Cela étant, j'aimerais intervenir sur un autre élément. Il s'agit ici d'une motion de commission, et je trouve particulièrement gênant que l'UDC vienne nous dire que si son amendement n'est pas accepté, elle remettra en question son adhésion. Si nous nous sommes accordés sur ce texte, c'est grâce à un consensus, c'est-à-dire le plus petit dénominateur commun; vous imaginez bien que s'il avait fallu nous écouter, certains d'entre nous auraient proposé d'autres invites avec des objectifs un peu plus élevés. C'est pourquoi j'invite l'UDC à respecter la forme d'engagement qu'elle a pris en souscrivant à cette motion au moment où celle-ci a été adoptée par la commission des affaires sociales. Je vous remercie de votre attention. (Applaudissements.)

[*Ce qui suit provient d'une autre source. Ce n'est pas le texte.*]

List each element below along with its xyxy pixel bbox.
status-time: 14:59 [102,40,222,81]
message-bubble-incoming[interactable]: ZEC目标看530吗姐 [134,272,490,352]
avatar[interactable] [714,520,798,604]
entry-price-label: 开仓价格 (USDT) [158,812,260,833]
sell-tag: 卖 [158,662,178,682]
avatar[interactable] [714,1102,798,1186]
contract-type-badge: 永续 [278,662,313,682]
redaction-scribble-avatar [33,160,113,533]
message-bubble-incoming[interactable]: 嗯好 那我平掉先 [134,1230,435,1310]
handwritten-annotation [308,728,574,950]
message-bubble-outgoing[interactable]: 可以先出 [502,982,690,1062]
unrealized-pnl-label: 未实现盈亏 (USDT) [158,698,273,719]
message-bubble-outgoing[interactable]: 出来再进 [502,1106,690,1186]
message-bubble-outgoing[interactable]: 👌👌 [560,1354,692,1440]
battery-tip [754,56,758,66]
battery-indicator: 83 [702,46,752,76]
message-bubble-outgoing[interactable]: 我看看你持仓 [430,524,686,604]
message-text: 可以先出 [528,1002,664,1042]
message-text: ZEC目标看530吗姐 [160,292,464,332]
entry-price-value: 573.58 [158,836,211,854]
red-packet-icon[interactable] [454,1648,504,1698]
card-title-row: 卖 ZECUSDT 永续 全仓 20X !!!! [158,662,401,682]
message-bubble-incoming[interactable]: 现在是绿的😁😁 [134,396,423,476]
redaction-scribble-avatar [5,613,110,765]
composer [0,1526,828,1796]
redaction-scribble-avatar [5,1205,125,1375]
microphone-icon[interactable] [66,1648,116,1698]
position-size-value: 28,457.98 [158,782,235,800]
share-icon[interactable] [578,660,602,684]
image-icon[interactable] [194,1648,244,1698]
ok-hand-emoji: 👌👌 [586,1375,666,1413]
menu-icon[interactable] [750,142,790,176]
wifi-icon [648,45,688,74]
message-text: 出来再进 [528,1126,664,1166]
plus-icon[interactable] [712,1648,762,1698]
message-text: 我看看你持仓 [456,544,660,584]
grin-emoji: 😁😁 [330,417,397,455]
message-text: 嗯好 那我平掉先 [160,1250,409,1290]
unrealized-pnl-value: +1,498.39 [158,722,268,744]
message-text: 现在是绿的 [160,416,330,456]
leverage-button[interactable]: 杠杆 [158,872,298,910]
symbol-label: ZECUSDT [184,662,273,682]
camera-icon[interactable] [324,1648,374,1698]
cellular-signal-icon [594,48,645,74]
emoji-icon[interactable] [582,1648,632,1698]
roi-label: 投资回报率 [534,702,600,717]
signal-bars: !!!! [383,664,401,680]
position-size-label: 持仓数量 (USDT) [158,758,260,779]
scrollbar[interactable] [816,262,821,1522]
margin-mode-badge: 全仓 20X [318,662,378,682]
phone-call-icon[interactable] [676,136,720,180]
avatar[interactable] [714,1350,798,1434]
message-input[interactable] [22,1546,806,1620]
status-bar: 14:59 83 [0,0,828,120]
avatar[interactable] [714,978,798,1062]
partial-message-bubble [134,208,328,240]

Le président. Merci, Madame la députée. Monsieur Florey, je suis désolé, mais il n'y a plus de temps de parole pour l'UDC. (Remarque de M. Stéphane Florey.) Vous n'avez pas la parole, Monsieur Florey, il n'y a plus de temps de parole pour l'UDC ! Je prie l'assemblée de bien vouloir se prononcer sur le premier objet, soit le PL 12312.
Mis aux voix, le projet de loi 12312 est rejeté en premier débat par 79 non contre 5 oui et 2 abstentions. (Commentaires pendant la procédure de vote.)
Le président. Nous passons maintenant au second objet, la M 2667. Avant de vous faire voter sur sa prise en considération, Mesdames et Messieurs, je vous soumets d'abord l'amendement de M. Florey qui modifie la teneur de la deuxième invite comme suit: «à trouver des solutions entre les départements pour que les enfants placés puissent, lorsqu'ils n'ont pas de titre de séjour valable en Suisse, obtenir une autorisation de séjour provisoire pour la durée du placement.»
Mis aux voix, cet amendement est rejeté par 71 non contre 17 oui et 1 abstention.
Mise aux voix, la motion 2667 est adoptée et renvoyée au Conseil d'Etat par 84 oui contre 6 non et 1 abstention.